Pick a focus feature that you want the makeup artist to zero in on, whether that‘s eyes, skin, or lips.
“Whether it’s a full strip or even just a few in the corner, wear lashes. The camera loves it,” says Ray. Plus, if you find it tricky to apply them yourself, getting your makeup done by a professional is the perfect opportunity to embrace false lashes without anxiety.
“Some shimmer on one area, like eyes or cheeks, looks great. Don’t put shimmer everywhere,” Ray advises.
“If you’re going to a makeup artist and want them to do your makeup, the most important thing is to be open to new trends,” says MAC senior artist Regan Rabanal. “If you have a certain way of doing your brows or your lips or contour, be open to a new shape because those are the things that change from season to season and are aligned with trends.” Here’s the thing: If you’re particular about keeping your features a certain way, you could “set yourself in a time capsule of that trend,” says Rabanal. “I usually have to work someone to get out of their habit. If you aren’t open, you will never let the magic of makeup affect you,” he adds.
“We get a lot of clients showing pictures they want of straightforward Instagram makeup, which means a strong, dramatic brow with a dark lip, with a contour and highlight, with a smoky eye—and it’s overkill,” says Rabanal. “It might look really beautiful on a picture that was run through a few different filters before it was posted, but is it going to look the same in person and more importantly, is it trendy all together? No,” he says.

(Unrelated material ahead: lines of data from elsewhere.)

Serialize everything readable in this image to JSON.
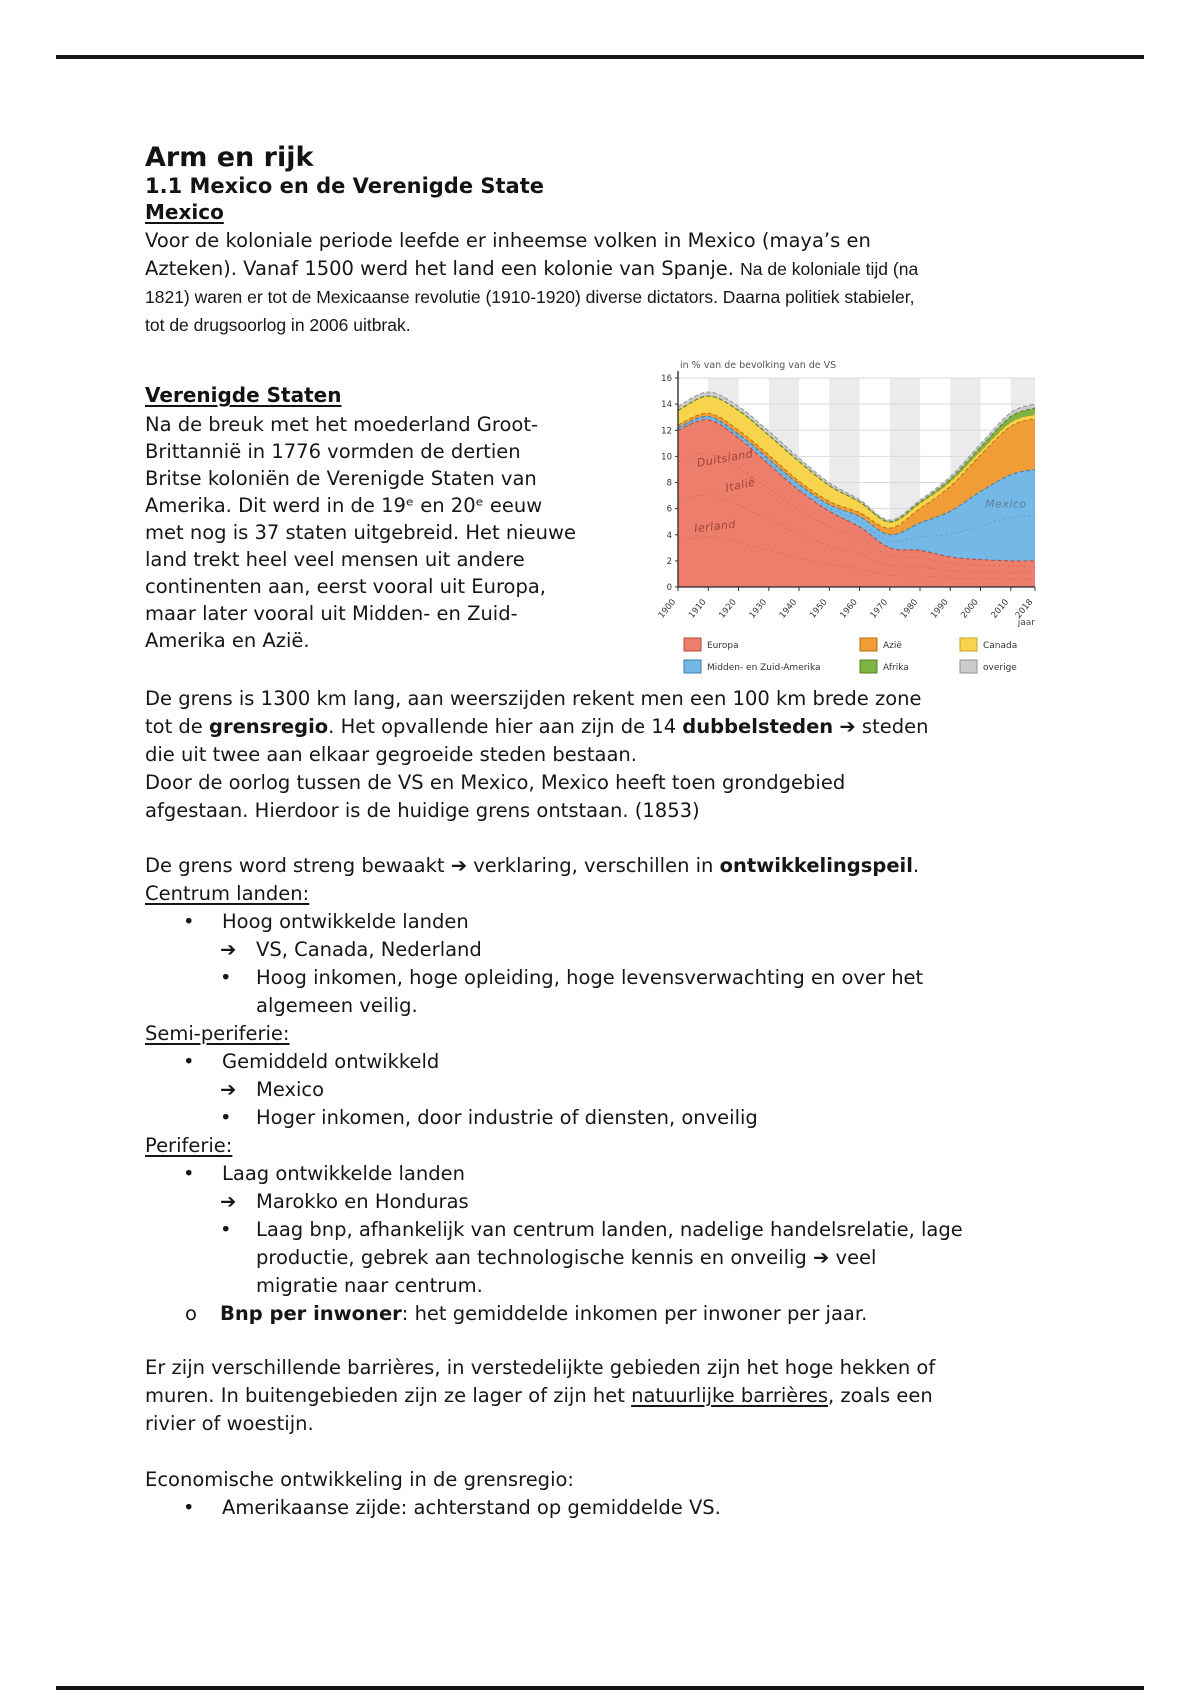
{
  "page": {
    "title": "Arm en rijk",
    "subtitle": "1.1 Mexico en de Verenigde State"
  },
  "mexico": {
    "heading": "Mexico",
    "body_large": "Voor de koloniale periode leefde er inheemse volken in Mexico (maya’s en\nAzteken). Vanaf 1500 werd het land een kolonie van Spanje. ",
    "body_small": "Na de koloniale tijd (na\n1821) waren er tot de Mexicaanse revolutie (1910-1920) diverse dictators. Daarna politiek stabieler,\ntot de drugsoorlog in 2006 uitbrak."
  },
  "vs": {
    "heading": "Verenigde Staten",
    "body": "Na de breuk met het moederland Groot-\nBrittannië in 1776 vormden de dertien\nBritse koloniën de Verenigde Staten van\nAmerika. Dit werd in de 19ᵉ en 20ᵉ eeuw\nmet nog is 37 staten uitgebreid. Het nieuwe\nland trekt heel veel mensen uit andere\ncontinenten aan, eerst vooral uit Europa,\nmaar later vooral uit Midden- en Zuid-\nAmerika en Azië."
  },
  "grens": {
    "seg1": "De grens is 1300 km lang, aan weerszijden rekent men een 100 km brede zone\ntot de ",
    "seg2_bold": "grensregio",
    "seg3": ". Het opvallende hier aan zijn de 14 ",
    "seg4_bold": "dubbelsteden",
    "seg5": " ➔ steden\ndie uit twee aan elkaar gegroeide steden bestaan.\nDoor de oorlog tussen de VS en Mexico, Mexico heeft toen grondgebied\nafgestaan. Hierdoor is de huidige grens ontstaan. (1853)"
  },
  "bewaakt": {
    "seg1": "De grens word streng bewaakt ➔ verklaring, verschillen in ",
    "seg2_bold": "ontwikkelingspeil",
    "seg3": "."
  },
  "lists": {
    "centrum": {
      "label": "Centrum landen:",
      "items": [
        {
          "marker": "•",
          "text": "Hoog ontwikkelde landen"
        },
        {
          "marker": "➔",
          "text": "VS, Canada, Nederland"
        },
        {
          "marker": "•",
          "text": "Hoog inkomen, hoge opleiding, hoge levensverwachting en over het\nalgemeen veilig."
        }
      ]
    },
    "semi": {
      "label": "Semi-periferie:",
      "items": [
        {
          "marker": "•",
          "text": "Gemiddeld ontwikkeld"
        },
        {
          "marker": "➔",
          "text": "Mexico"
        },
        {
          "marker": "•",
          "text": "Hoger inkomen, door industrie of diensten, onveilig"
        }
      ]
    },
    "periferie": {
      "label": "Periferie:",
      "items": [
        {
          "marker": "•",
          "text": "Laag ontwikkelde landen"
        },
        {
          "marker": "➔",
          "text": "Marokko en Honduras"
        },
        {
          "marker": "•",
          "text": "Laag bnp, afhankelijk van centrum landen, nadelige handelsrelatie, lage\nproductie, gebrek aan technologische kennis en onveilig ➔ veel\nmigratie naar centrum."
        }
      ],
      "o_item": {
        "marker": "o",
        "bold": "Bnp per inwoner",
        "rest": ": het gemiddelde inkomen per inwoner per jaar."
      }
    },
    "econ": {
      "label": "Economische ontwikkeling in de grensregio:",
      "items": [
        {
          "marker": "•",
          "text": "Amerikaanse zijde: achterstand op gemiddelde VS."
        }
      ]
    }
  },
  "barrieres": {
    "seg1": "Er zijn verschillende barrières, in verstedelijkte gebieden zijn het hoge hekken of\nmuren. In buitengebieden zijn ze lager of zijn het ",
    "seg2_underline": "natuurlijke barrières",
    "seg3": ", zoals een\nrivier of woestijn."
  },
  "chart_data": {
    "type": "area",
    "title": "in % van de bevolking van de VS",
    "xlabel": "jaar",
    "ylim": [
      0,
      16
    ],
    "ytick_step": 2,
    "x": [
      1900,
      1910,
      1920,
      1930,
      1940,
      1950,
      1960,
      1970,
      1980,
      1990,
      2000,
      2010,
      2018
    ],
    "series": [
      {
        "name": "Europa",
        "color": "#ee7e6c",
        "edge": "#b04a38",
        "values": [
          12.0,
          12.8,
          11.4,
          9.4,
          7.4,
          5.8,
          4.6,
          3.0,
          2.8,
          2.3,
          2.1,
          2.0,
          2.0
        ]
      },
      {
        "name": "Midden- en Zuid-Amerika",
        "color": "#74b8e8",
        "edge": "#3d7ba8",
        "values": [
          0.2,
          0.25,
          0.3,
          0.4,
          0.45,
          0.5,
          0.8,
          1.0,
          2.1,
          3.5,
          5.2,
          6.6,
          7.0
        ]
      },
      {
        "name": "Azië",
        "color": "#f09d38",
        "edge": "#b5700e",
        "values": [
          0.2,
          0.25,
          0.3,
          0.3,
          0.25,
          0.25,
          0.3,
          0.5,
          1.1,
          1.9,
          2.8,
          3.7,
          3.9
        ]
      },
      {
        "name": "Canada",
        "color": "#f8d44c",
        "edge": "#c7a125",
        "values": [
          1.1,
          1.3,
          1.5,
          1.5,
          1.5,
          1.2,
          0.8,
          0.45,
          0.4,
          0.35,
          0.3,
          0.3,
          0.3
        ]
      },
      {
        "name": "Afrika",
        "color": "#7cb342",
        "edge": "#53801f",
        "values": [
          0.02,
          0.02,
          0.02,
          0.02,
          0.02,
          0.02,
          0.03,
          0.05,
          0.1,
          0.2,
          0.3,
          0.45,
          0.5
        ]
      },
      {
        "name": "overige",
        "color": "#cccccc",
        "edge": "#8f8f8f",
        "values": [
          0.3,
          0.3,
          0.3,
          0.3,
          0.25,
          0.2,
          0.15,
          0.12,
          0.15,
          0.2,
          0.25,
          0.3,
          0.3
        ]
      }
    ],
    "annotations": [
      {
        "text": "Duitsland",
        "year": 1906.5,
        "value": 9.2,
        "color": "#9c4335",
        "rotate": -10
      },
      {
        "text": "Italië",
        "year": 1916,
        "value": 7.3,
        "color": "#9c4335",
        "rotate": -12
      },
      {
        "text": "Ierland",
        "year": 1905.5,
        "value": 4.2,
        "color": "#9c4335",
        "rotate": -6
      },
      {
        "text": "Mexico",
        "year": 2001.5,
        "value": 6.1,
        "color": "#5d7e94",
        "rotate": 0
      }
    ],
    "legend_order": [
      [
        "Europa",
        "Azië",
        "Canada"
      ],
      [
        "Midden- en Zuid-Amerika",
        "Afrika",
        "overige"
      ]
    ]
  }
}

“A client will come with expectations of what they want, a makeup artist will do exactly what they want, and then the client will freak out because it’s outside of their comfort zone,” says MAC senior artist Tiffany Johnston. “My primary advice is don’t do something too outside your comfort zone.” If you’re going out and plan to have your photo taken, come into the session knowing that you can go a little bit outside the box. “But take baby steps,” says Johnston. “Otherwise, you’re going to look in the mirror and say Who is that?”

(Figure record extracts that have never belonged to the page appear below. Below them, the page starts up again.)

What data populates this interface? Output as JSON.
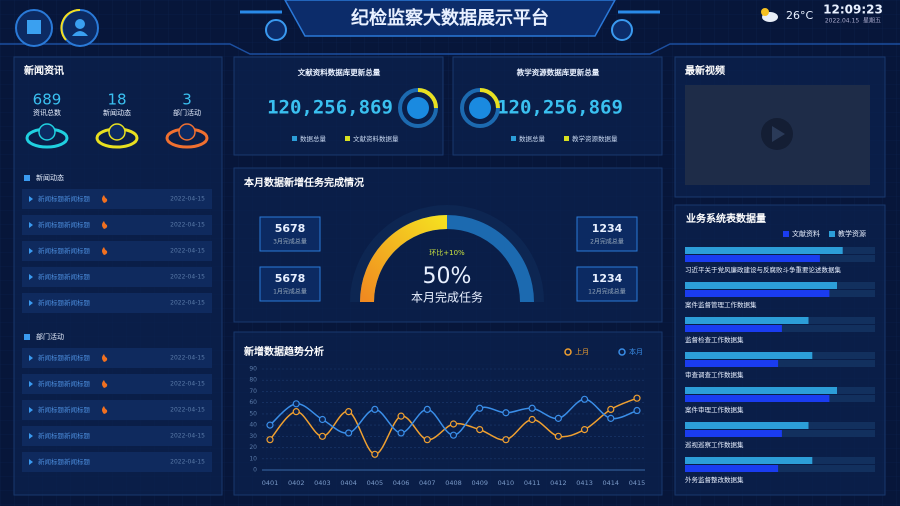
{
  "header": {
    "title": "纪检监察大数据展示平台",
    "weather": "26°C",
    "time": "12:09:23",
    "date": "2022.04.15",
    "weekday": "星期五"
  },
  "news": {
    "title": "新闻资讯",
    "stats": [
      {
        "value": 689,
        "label": "资讯总数"
      },
      {
        "value": 18,
        "label": "新闻动态"
      },
      {
        "value": 3,
        "label": "部门活动"
      }
    ],
    "lists": [
      {
        "title": "新闻动态",
        "items": [
          {
            "text": "新闻标题新闻标题",
            "date": "2022-04-15",
            "hot": true
          },
          {
            "text": "新闻标题新闻标题",
            "date": "2022-04-15",
            "hot": true
          },
          {
            "text": "新闻标题新闻标题",
            "date": "2022-04-15",
            "hot": true
          },
          {
            "text": "新闻标题新闻标题",
            "date": "2022-04-15",
            "hot": false
          },
          {
            "text": "新闻标题新闻标题",
            "date": "2022-04-15",
            "hot": false
          }
        ]
      },
      {
        "title": "部门活动",
        "items": [
          {
            "text": "新闻标题新闻标题",
            "date": "2022-04-15",
            "hot": true
          },
          {
            "text": "新闻标题新闻标题",
            "date": "2022-04-15",
            "hot": true
          },
          {
            "text": "新闻标题新闻标题",
            "date": "2022-04-15",
            "hot": true
          },
          {
            "text": "新闻标题新闻标题",
            "date": "2022-04-15",
            "hot": false
          },
          {
            "text": "新闻标题新闻标题",
            "date": "2022-04-15",
            "hot": false
          }
        ]
      }
    ]
  },
  "cards": [
    {
      "title": "文献资料数据库更新总量",
      "value": "120,256,869",
      "legend": [
        "数据总量",
        "文献资料数据量"
      ]
    },
    {
      "title": "教学资源数据库更新总量",
      "value": "120,256,869",
      "legend": [
        "数据总量",
        "教学资源数据量"
      ]
    }
  ],
  "tasks": {
    "title": "本月数据新增任务完成情况",
    "boxes": [
      {
        "value": 5678,
        "label": "3月完成总量"
      },
      {
        "value": 1234,
        "label": "2月完成总量"
      },
      {
        "value": 5678,
        "label": "1月完成总量"
      },
      {
        "value": 1234,
        "label": "12月完成总量"
      }
    ],
    "gauge": {
      "value": 50,
      "value_label": "50%",
      "caption": "本月完成任务",
      "change": "环比+10%"
    }
  },
  "video": {
    "title": "最新视频"
  },
  "chart_data": [
    {
      "type": "line",
      "title": "新增数据趋势分析",
      "categories": [
        "0401",
        "0402",
        "0403",
        "0404",
        "0405",
        "0406",
        "0407",
        "0408",
        "0409",
        "0410",
        "0411",
        "0412",
        "0413",
        "0414",
        "0415"
      ],
      "series": [
        {
          "name": "上月",
          "color": "#f0a030",
          "values": [
            27,
            52,
            30,
            52,
            14,
            48,
            27,
            41,
            36,
            27,
            45,
            30,
            36,
            54,
            64
          ]
        },
        {
          "name": "本月",
          "color": "#3a8ee8",
          "values": [
            40,
            59,
            45,
            33,
            54,
            33,
            54,
            31,
            55,
            51,
            55,
            46,
            63,
            46,
            53
          ]
        }
      ],
      "ylim": [
        0,
        90
      ],
      "yticks": [
        0,
        10,
        20,
        30,
        40,
        50,
        60,
        70,
        80,
        90
      ],
      "grid": true,
      "legend": "top-right"
    },
    {
      "type": "hbar",
      "title": "业务系统表数据量",
      "categories": [
        "习近平关于党风廉政建设与反腐败斗争重要论述数据集",
        "案件监督管理工作数据集",
        "监督检查工作数据集",
        "审查调查工作数据集",
        "案件审理工作数据集",
        "巡视巡察工作数据集",
        "外务监督整改数据集"
      ],
      "series": [
        {
          "name": "文献资料",
          "color": "#1a3cf0",
          "values": [
            71,
            76,
            51,
            49,
            76,
            51,
            49
          ]
        },
        {
          "name": "教学资源",
          "color": "#2c9ed8",
          "values": [
            83,
            80,
            65,
            67,
            80,
            65,
            67
          ]
        }
      ],
      "xlim": [
        0,
        100
      ],
      "legend": "top-right"
    }
  ]
}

“Makeup artists have been doing this long enough that you aren’t going to hurt their feelings. They want you to tell them what you don’t like. Be brass-tacks honest,” says Johnston.

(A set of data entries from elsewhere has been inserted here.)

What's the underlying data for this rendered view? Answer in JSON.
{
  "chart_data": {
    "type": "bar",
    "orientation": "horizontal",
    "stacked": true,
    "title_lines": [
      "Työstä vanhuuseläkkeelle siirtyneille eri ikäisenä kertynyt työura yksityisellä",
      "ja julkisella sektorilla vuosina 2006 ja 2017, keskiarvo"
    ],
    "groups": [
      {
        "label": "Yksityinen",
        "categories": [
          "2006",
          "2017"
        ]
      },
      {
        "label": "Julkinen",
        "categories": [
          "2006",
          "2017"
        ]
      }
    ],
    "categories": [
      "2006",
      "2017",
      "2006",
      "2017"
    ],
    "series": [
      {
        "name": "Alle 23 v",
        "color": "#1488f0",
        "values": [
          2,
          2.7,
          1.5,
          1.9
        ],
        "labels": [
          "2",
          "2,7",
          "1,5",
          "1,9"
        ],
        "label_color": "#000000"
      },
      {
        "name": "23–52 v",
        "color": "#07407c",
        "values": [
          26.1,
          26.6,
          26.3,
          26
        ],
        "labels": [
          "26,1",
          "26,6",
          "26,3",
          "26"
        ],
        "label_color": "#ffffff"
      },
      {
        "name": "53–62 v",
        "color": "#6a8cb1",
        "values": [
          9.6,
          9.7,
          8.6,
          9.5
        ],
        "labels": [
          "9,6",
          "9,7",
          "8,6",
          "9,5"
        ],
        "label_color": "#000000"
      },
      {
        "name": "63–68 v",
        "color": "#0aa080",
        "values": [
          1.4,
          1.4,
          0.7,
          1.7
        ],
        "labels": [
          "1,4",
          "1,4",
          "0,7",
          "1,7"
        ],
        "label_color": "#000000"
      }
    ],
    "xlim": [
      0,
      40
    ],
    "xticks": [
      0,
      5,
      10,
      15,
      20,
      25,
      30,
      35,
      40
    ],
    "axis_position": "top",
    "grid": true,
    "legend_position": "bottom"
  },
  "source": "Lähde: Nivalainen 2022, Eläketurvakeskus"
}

“I think clients think they should come with no makeup, and show up with nothing at all,” Johnston says. “If you do show up with your makeup, a makeup artist can remove it, but at least then they have a visual of how you’re comfortable.” Johnston says if a girl comes in and has on nothing but mascara and says, “I got really dressed up today,” that provides a clue as to her definition of “natural.” “My idea of natural is only two sets of lashes and a little bit of glitter, and her idea is ChapStick and a brow set,” Johnston says. “So I think it’s actually good to come with your makeup on.”
“When you say, ‘Do whatever you want,’ be ready for them to do whatever they want,” Johnston advises. “Don’t say that and then afterward say you hate it. You probably should have told them what you wanted if that’s going to be the case,” she says.